Bread truly is a wonderful thing. By a simple chemical process involving flour, water and a 'leaven'  (yeast or a fermented "starter") is achieved something that is tasty and nutritious.

When I stopped full-time work 21 years ago to have my son, I decided I would teach myself how to make bread properly. Fed up with commercial bread which I found generally tasteless and expensive (except for breads like Poilane sourdough which is tasty and very expensive!), through a process of trial and error, different types of flour, hot stones in the oven and other "tricks", I learnt how to make a decent focaccia-style white bread using a mixture of strong white bread flour and semolina flour. Since this is our family "daily bread", I don't usually bother with the traditional toppings for focaccia of rosemary, olive oil and salt. With its lighter texture it toasts really well and is easy to freeze. It is rare for us not to have homemade bread in the house.

From a basic white bread mix you can experiment with different flours - wholemeal, rye and spelt all make delicious bread - and fillings such as nuts and seeds, fruit, olives or herbs. I have even made a focaccia with pieces of chopped chorizo. There are 100s of recipe books on bread-making - I have recently purchased Richard Bertinet's Crumb (book of the month for the Great British Chefs Cookbook Club to which I belong) which is chock full of basic recipes and more exotic breads such as salted caramel brioche, leopard bread and the Bretagne Kouign-amman. You don't need specialist equipment either; I make the dough in my Kitchenaid food mixer, but a large bowl and a wooden spoon - and of course your hands for kneading the dough - are more than sufficient.

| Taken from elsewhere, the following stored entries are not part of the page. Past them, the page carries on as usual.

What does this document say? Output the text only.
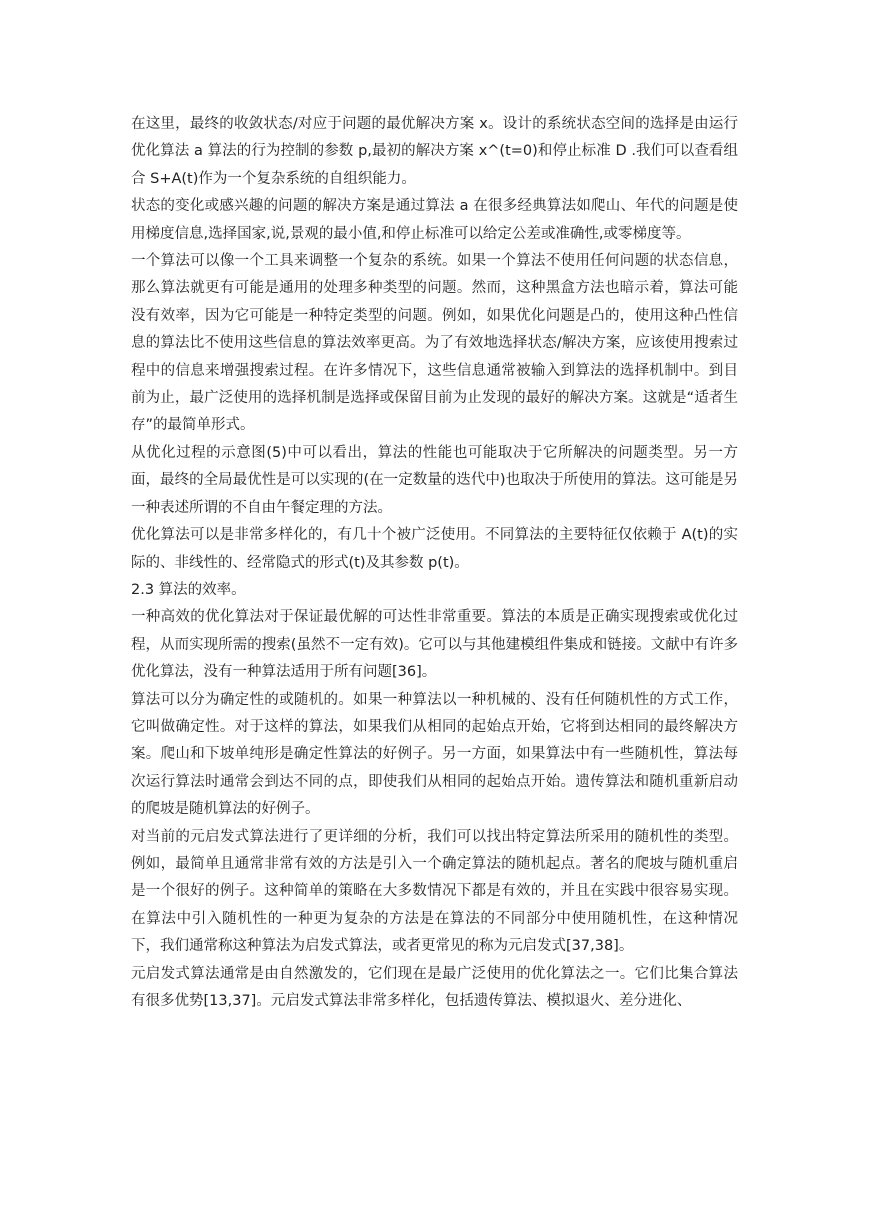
在这里，最终的收敛状态/对应于问题的最优解决方案 x。设计的系统状态空间的选择是由运行优化算法 a 算法的行为控制的参数 p,最初的解决方案 x^(t=0)和停止标准 D .我们可以查看组合 S+A(t)作为一个复杂系统的自组织能力。

状态的变化或感兴趣的问题的解决方案是通过算法 a 在很多经典算法如爬山、年代的问题是使用梯度信息,选择国家,说,景观的最小值,和停止标准可以给定公差或准确性,或零梯度等。

一个算法可以像一个工具来调整一个复杂的系统。如果一个算法不使用任何问题的状态信息，那么算法就更有可能是通用的处理多种类型的问题。然而，这种黑盒方法也暗示着，算法可能没有效率，因为它可能是一种特定类型的问题。例如，如果优化问题是凸的，使用这种凸性信息的算法比不使用这些信息的算法效率更高。为了有效地选择状态/解决方案，应该使用搜索过程中的信息来增强搜索过程。在许多情况下，这些信息通常被输入到算法的选择机制中。到目前为止，最广泛使用的选择机制是选择或保留目前为止发现的最好的解决方案。这就是“适者生存”的最简单形式。

从优化过程的示意图(5)中可以看出，算法的性能也可能取决于它所解决的问题类型。另一方面，最终的全局最优性是可以实现的(在一定数量的迭代中)也取决于所使用的算法。这可能是另一种表述所谓的不自由午餐定理的方法。

优化算法可以是非常多样化的，有几十个被广泛使用。不同算法的主要特征仅依赖于 A(t)的实际的、非线性的、经常隐式的形式(t)及其参数 p(t)。

2.3 算法的效率。

一种高效的优化算法对于保证最优解的可达性非常重要。算法的本质是正确实现搜索或优化过程，从而实现所需的搜索(虽然不一定有效)。它可以与其他建模组件集成和链接。文献中有许多优化算法，没有一种算法适用于所有问题[36]。

算法可以分为确定性的或随机的。如果一种算法以一种机械的、没有任何随机性的方式工作，它叫做确定性。对于这样的算法，如果我们从相同的起始点开始，它将到达相同的最终解决方案。爬山和下坡单纯形是确定性算法的好例子。另一方面，如果算法中有一些随机性，算法每次运行算法时通常会到达不同的点，即使我们从相同的起始点开始。遗传算法和随机重新启动的爬坡是随机算法的好例子。

对当前的元启发式算法进行了更详细的分析，我们可以找出特定算法所采用的随机性的类型。例如，最简单且通常非常有效的方法是引入一个确定算法的随机起点。著名的爬坡与随机重启是一个很好的例子。这种简单的策略在大多数情况下都是有效的，并且在实践中很容易实现。在算法中引入随机性的一种更为复杂的方法是在算法的不同部分中使用随机性，在这种情况下，我们通常称这种算法为启发式算法，或者更常见的称为元启发式[37,38]。

元启发式算法通常是由自然激发的，它们现在是最广泛使用的优化算法之一。它们比集合算法有很多优势[13,37]。元启发式算法非常多样化，包括遗传算法、模拟退火、差分进化、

Friends who come for dinner regularly always look forward to "Fran bread" as it is called, and I quite often take a slab of homemade focaccia as a gift if we are invited to supper. I have even given a loaf of my focaccia as a gift to the pianist Leon McCawley after a lunchtime concert at Wigmore Hall (I kept the bread wrapped in brown paper and took it to Leon in the green room afterwards).

Sourdough starter fermenting

 People think bread is time-consuming to make but it isn't really. Making the dough takes about 10 mins and the rest of the time is spent proving, shaping and baking the bread. It does, however, take patience: the flavour of the dough deepens over time and knocking back and proving the dough several times breaks down the gluten in the flour to produce a more open texture or "crumb". Sourdough, which I am just learning how to make, takes even longer because one needs to prepare the leaven or starter in advance. Proper sourdough is made without yeast; instead a fermented leaven is flour and water is used. It needs to be "fed" for several days and allowed to mature, but after that you simply take a portion of the leaven and mix it with flour and water. The remaining leaven can be kept "alive" by regular feeding. (I know people who have been using the same sourdough starter for years.) Sourdough has a more acidic flavour and a delicious open, chewy texture. It also makes fantastic toast, crisp on the outside and chewy in the middle.

The best thing about homemade bread is that it's cheap to make (a 750g loaf of focaccia costs me about 50p) and unlike commercial bread, it's not full of raising agents or preservatives. And when it's cooking, the house is filled with the most wonderful comforting, homely aroma.